One-fifth of our society is living in conditions that most of us would consider miserable. They are living on incomes defined as “at risk of poverty”; that is on incomes the equivalent of €11,000 for a single person and €29,000 for a family of two adults and three children (this includes all social-welfare payments). There are over 850,000 persons in this society living on these incomes. And of these, about 250,000 are living in what is known as “consistent poverty”, that is, they are unable to afford a decent meal once a week, or enjoy adequate clothing and footwear.
There are huge discrepancies in health also. Those in the lower occupational groups die of all the major fatal diseases including cancers and heart disease, at a rate that is a high multiple of the rate that people in the higher occupational groups die. There are massive inequalities in educational attainment, hundreds of thousands of people awaiting adequate housing.

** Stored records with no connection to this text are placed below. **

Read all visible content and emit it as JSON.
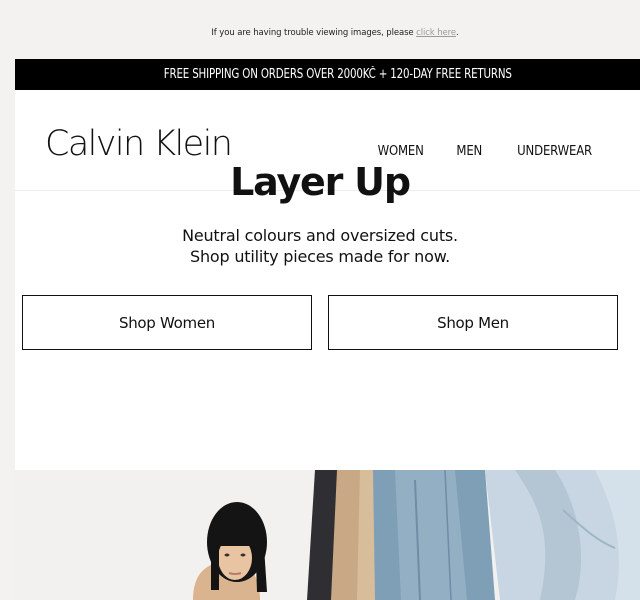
{
  "preheader": {
    "text": "If you are having trouble viewing images, please ",
    "link": "click here",
    "suffix": "."
  },
  "promo": {
    "text": "FREE SHIPPING ON ORDERS OVER 2000KČ + 120-DAY FREE RETURNS"
  },
  "brand": {
    "logo": "Calvin Klein"
  },
  "nav": {
    "items": [
      "WOMEN",
      "MEN",
      "UNDERWEAR"
    ]
  },
  "hero": {
    "title": "Layer Up",
    "subtitle_line1": "Neutral colours and oversized cuts.",
    "subtitle_line2": "Shop utility pieces made for now.",
    "cta_women": "Shop Women",
    "cta_men": "Shop Men"
  },
  "colors": {
    "background": "#f3f2f0",
    "promo_bar": "#000000",
    "text": "#111111",
    "link": "#9a9a9a"
  }
}
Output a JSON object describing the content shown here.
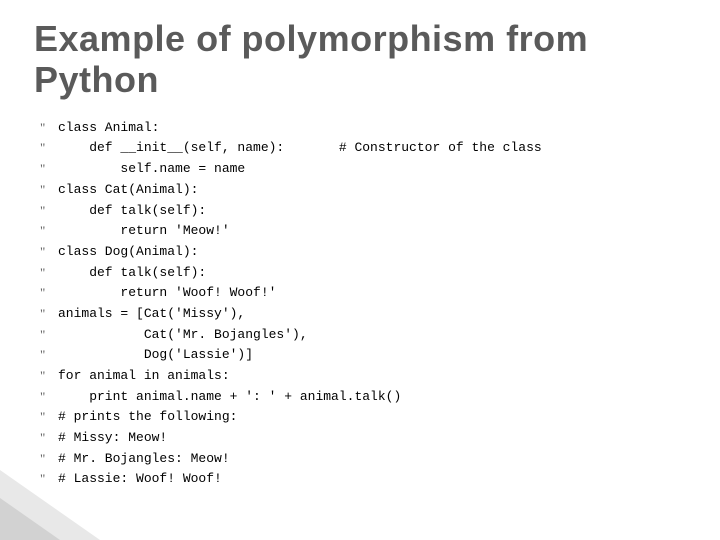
{
  "title": "Example of polymorphism from Python",
  "bullet_glyph": "\"",
  "lines": [
    "class Animal:",
    "    def __init__(self, name):       # Constructor of the class",
    "        self.name = name",
    "class Cat(Animal):",
    "    def talk(self):",
    "        return 'Meow!'",
    "class Dog(Animal):",
    "    def talk(self):",
    "        return 'Woof! Woof!'",
    "animals = [Cat('Missy'),",
    "           Cat('Mr. Bojangles'),",
    "           Dog('Lassie')]",
    "for animal in animals:",
    "    print animal.name + ': ' + animal.talk()",
    "# prints the following:",
    "# Missy: Meow!",
    "# Mr. Bojangles: Meow!",
    "# Lassie: Woof! Woof!"
  ]
}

These inequities are hardly surprising because we have one of the lowest expenditures on social protection in the EU. The average expenditure of GDP in the EU on social protection is 41 per cent. Ireland spends about 33 per cent. In contrast, Sweden, a hugely successful society economically and socially, spends 50 per cent, Denmark 48 per cent, France 47 per cent, Germany 46 per cent, the UK 40 per cent (this is reported in the publication ‘Measuring Ireland's Progress, 2006', published by the CSO on 30 April last.
There is another major issue, that of sexual crime, which is by far the most serious of our crime phenomena, although largely ignored except during periods of occasional panic. The Dublin Rape Crisis Centre (DRCC) reported on 15 May that in 2006 its 24-hour helpline dealt with 15,781 calls. Of these, 12,244 of these calls were genuine counselling calls, 4,266 of these calls were from first-time callers (up 11 per cent on 2005). Of these, 84 per cent were from females and 16 per cent from males. More than half the calls (55 per cent) related to adult rape and sexual assault and 42 per cent of calls related to Childhood Sexual Abuse.
For four years since this outgoing government was elected, there was a cap placed on the funding of those agencies, including the Dublin Rape Crisis Centre, that deal with sexual violence. On that score alone, the outgoing government deserves defeat.
For those who regard such issues as important, along with gender issues, they might wish to favour those parties and candidates who are more likely than others to treat such issues as priorities.
Another factor voters might wish to take into account is the desirability of refreshing our rulers – ie voting in new candidates, rather than re-electing incumbents. Ideally, there would be limitations on the number of terms any candidate could be elected to parliament – preferably just two terms. The rationale for this is that thereby far more people would become involved in the political, legislative and governmental process, broadening the base of the professional class, indeed making it less professional. It would deepen the roots of democrats in society.
But since there is no such restriction at present, the electorate might like to bring it about anyway by choosing new candidates rather than older ones.
A further consideration is to improve the gender balance, bringing more women into politics, into parliament, into government.
So, we urge voters vote for those parties that care about equality and are likely to do something radical about it – parties such as the Green Party, the Socialist Party, Sinn Féin and the left-leaning Independents. Vote for new candidates. Vote for women.
This will not result in the formation of a left-leaning government, but the presence of more radical people in the Dáil, more new TDs, more women TDs would help steer this towards a fairer and just society.